A feature of the seeding business is that it will recycle capital from managers to other managers over time but with the economic interest in the revenue share continuing. The capital commitments to managers will average three years with the revenue flowback continuing on a dissipating basis as manager AUM targets are hit. The aim is to do four or so investments per year so that the portfolio at maturity has 12-15 investments which are then recycled roughly every three years.
Data from Hedge Fund Research shows that fund start-ups peaked at over 2000 in 2005, but in 2008 and 2009 the launch rate is coming in at around 500 per year. “That’s a good illustration of the raising of barriers to entry in the space,” says Peggram. “Only a very small handful of managers can launch without the support of a strategic investor of one sort or another. For the vast majority of people it turns out to be a seeder. I think that is a permanent change. You won’t go back to a situation where there will be hundreds of large successful launches without the support of strategic investors.”
The FCA portfolio is being structured to include a variety of strategies, including credit, relative value, trading and long/short equity. The overall goal is to diversify the sources of return in the portfolio, although within each strategy bucket there are obviously a number of different sources of returns.
FCA’s due diligence process begins with looking at the quality of a manager’s investment process and the investment skill. It then considers the ability of a manager to grow the business and build it into a successful asset management firm. Along the way, the scalability of the strategy, the manager’s entrepreneurial skill and the ability to hire the right staff is evaluated. The second leg of the investment process is the operational analysis: the quality of corporate governance and controls; compliance procedures and adept risk management. “While we are going through the due diligence process we will begin an economic discussion with the manager about the appropriate and sensible deal terms,” says Peggram. “We like to do this as we do the diligence so if there is a huge gap in economic expectations we do not waste a lot of time and effort on a deal that is never going to happen.”

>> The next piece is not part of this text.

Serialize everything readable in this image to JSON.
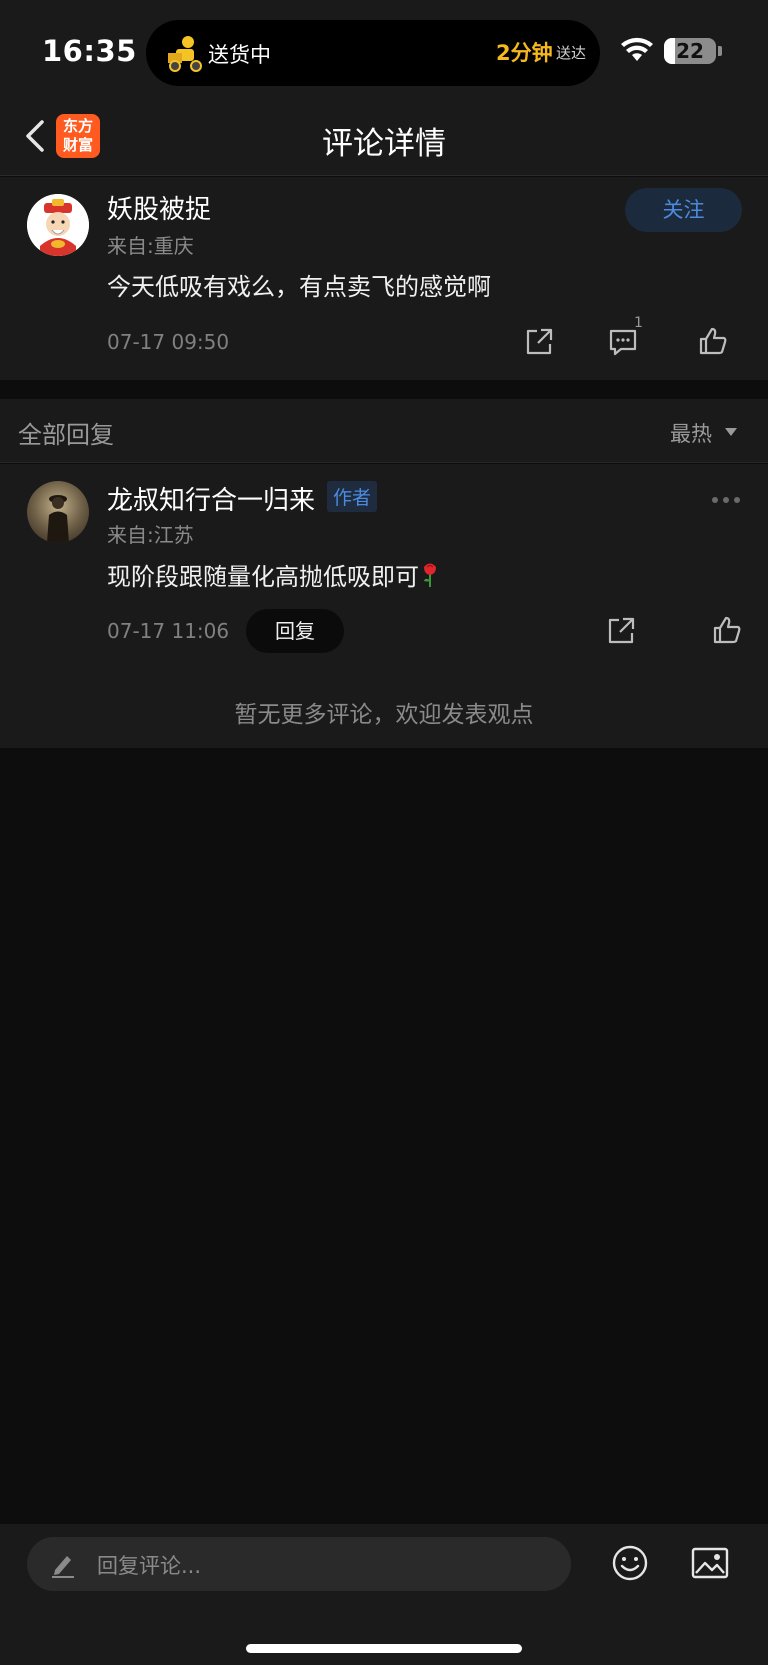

“One of the roles we provide is to act as a reference investor,” says de Gentile-Williams. “We take a lot of calls from potential investors to our managers who are looking to understand the processes, why we invested and what process we went through. In this environment it seems to be something that is very valuable.”
Managers seeded by FCA share this view. Eric Phillipps, principal and portfolio manager at WestSpring Advisors, which trades corporate credit, says the due diligence on its strategy, risk management and investment edge was instructive. “Understanding this, helps us to explain it to potential investors,” he says. “FCA is also a respected party in the market and that has helped us when we speak with other investors.”
The timing of ramping up FCA over 2008-2009 is instructive. Out of an earlier crisis of confidence in a much smaller hedge fund universe in the early 1970s sprung firms like Tiger Management, Bridgewater and Soros. FCA is wagering that the coming years will be vintage ones for the seeding business and that among the managers launching in the wake of the credit crisis some extremely successful firms will rise to prominence.